I do not think most of these regulations are going to have a huge limiting factor on accessory apartments - just because the door has to open to the side (it's not to hide the renters, it's to make the house still look like a single family detached unit from the street), or because the larger of the two units has to be lived in by the owner (this is an accessory apartment rule, not a 'convert single family dwelling into duplex' rule). The only real limit is the rule limiting how close the next accessory unit can be located. Honestly, building these units takes time and money and even if there were very relaxed regulations you're not going to see thousands of these units appearing tomorrow. I support getting the language in the code, and starting with heavy regulation until all sides involved have a handle on how this will work.

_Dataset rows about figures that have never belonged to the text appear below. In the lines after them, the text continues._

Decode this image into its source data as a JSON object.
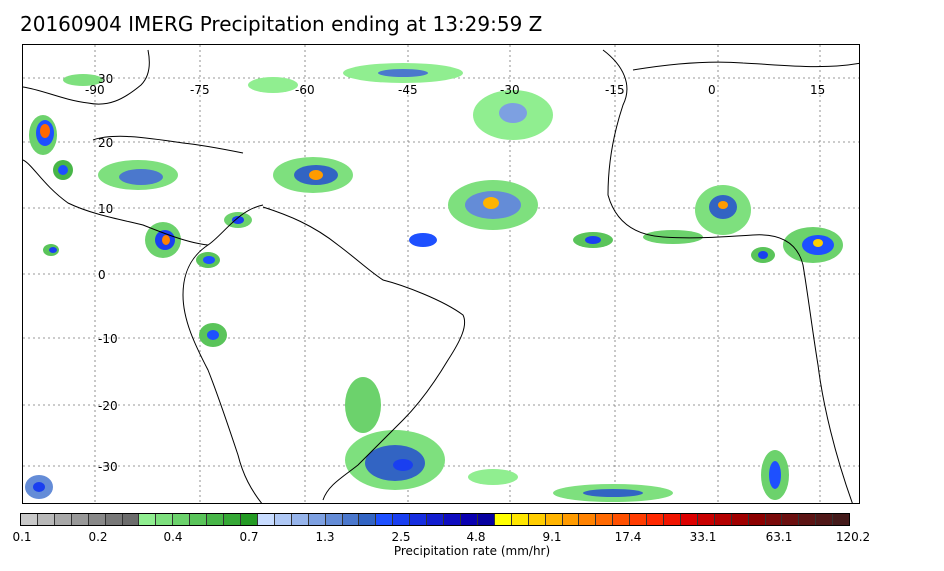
{
  "title": "20160904 IMERG Precipitation ending at 13:29:59 Z",
  "map": {
    "lon_labels": [
      "-90",
      "-75",
      "-60",
      "-45",
      "-30",
      "-15",
      "0",
      "15"
    ],
    "lat_labels": [
      "30",
      "20",
      "10",
      "0",
      "-10",
      "-20",
      "-30"
    ],
    "grid": true
  },
  "colorbar": {
    "colors": [
      "#c8c8c8",
      "#b8b8b8",
      "#a8a8a8",
      "#989898",
      "#888888",
      "#787878",
      "#6c6c6c",
      "#90ee90",
      "#7ee07e",
      "#6cd26c",
      "#5ac45a",
      "#48b648",
      "#36a836",
      "#249a24",
      "#c8dcff",
      "#afc8f5",
      "#96b4eb",
      "#7da0e1",
      "#648cd7",
      "#4b78cd",
      "#3264c3",
      "#1e50ff",
      "#1a3ff0",
      "#162ee0",
      "#121dd0",
      "#0e0cc0",
      "#0a00b0",
      "#0600a0",
      "#ffff00",
      "#ffe600",
      "#ffcd00",
      "#ffb400",
      "#ff9b00",
      "#ff8200",
      "#ff6900",
      "#ff5000",
      "#ff3c00",
      "#ff2800",
      "#f01400",
      "#dc0000",
      "#c80000",
      "#b40000",
      "#a00000",
      "#8c0000",
      "#7a0a0a",
      "#6c1010",
      "#5c1414",
      "#501818",
      "#441a1a"
    ],
    "tick_labels": [
      "0.1",
      "0.2",
      "0.4",
      "0.7",
      "1.3",
      "2.5",
      "4.8",
      "9.1",
      "17.4",
      "33.1",
      "63.1",
      "120.2"
    ],
    "label": "Precipitation rate (mm/hr)"
  }
}
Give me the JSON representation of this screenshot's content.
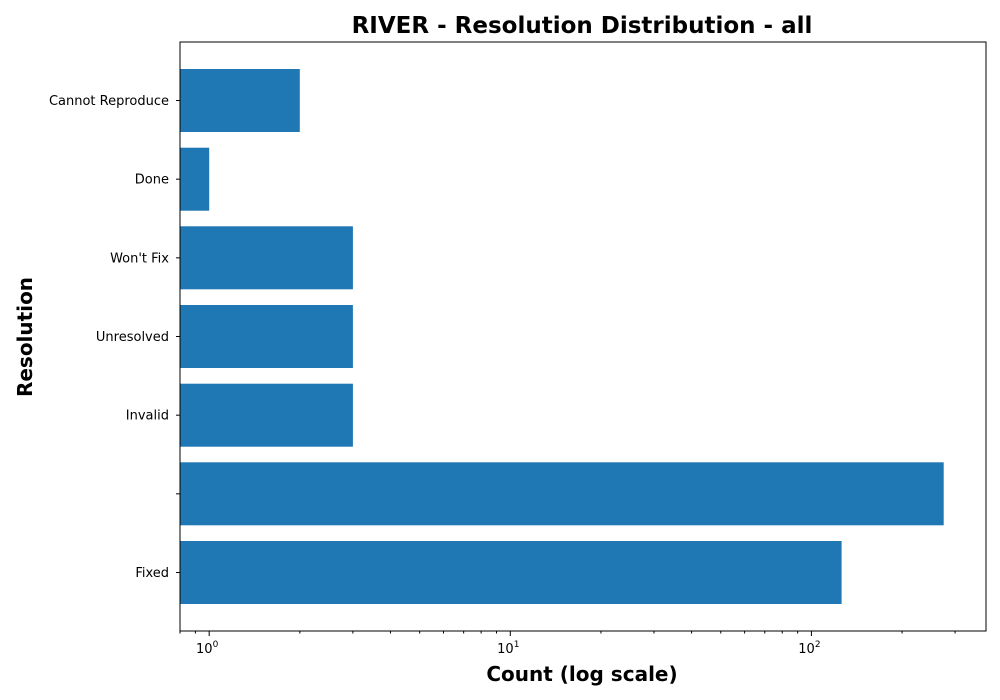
{
  "chart_data": {
    "type": "bar",
    "orientation": "horizontal",
    "title": "RIVER - Resolution Distribution - all",
    "xlabel": "Count (log scale)",
    "ylabel": "Resolution",
    "x_scale": "log",
    "xlim": [
      0.8,
      380
    ],
    "x_ticks": [
      {
        "base": "10",
        "exp": "0",
        "value": 1
      },
      {
        "base": "10",
        "exp": "1",
        "value": 10
      },
      {
        "base": "10",
        "exp": "2",
        "value": 100
      }
    ],
    "categories": [
      "Fixed",
      "",
      "Invalid",
      "Unresolved",
      "Won't Fix",
      "Done",
      "Cannot Reproduce"
    ],
    "values": [
      126,
      275,
      3,
      3,
      3,
      1,
      2
    ],
    "bar_color": "#1f77b4",
    "grid": false,
    "legend": "none"
  }
}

by Gull on Aug 1, 2012 9:24 am • link • report
http://www.strongtowns.org/journal/2012/1/18/residential-maturing.html
by Phil LaCombe on Aug 1, 2012 9:31 am • link • report
by Janis on Aug 2, 2012 2:18 pm • link • report
Given that the proposed requirements limit an accessory apartment to no more than 3 people, I don't think that we should panic that an occasional apartment will bring a serious influx of new children to a school. A new housing development might do that, especially if made of single-family homes. But an occasional accessory apartment --- I don't think so.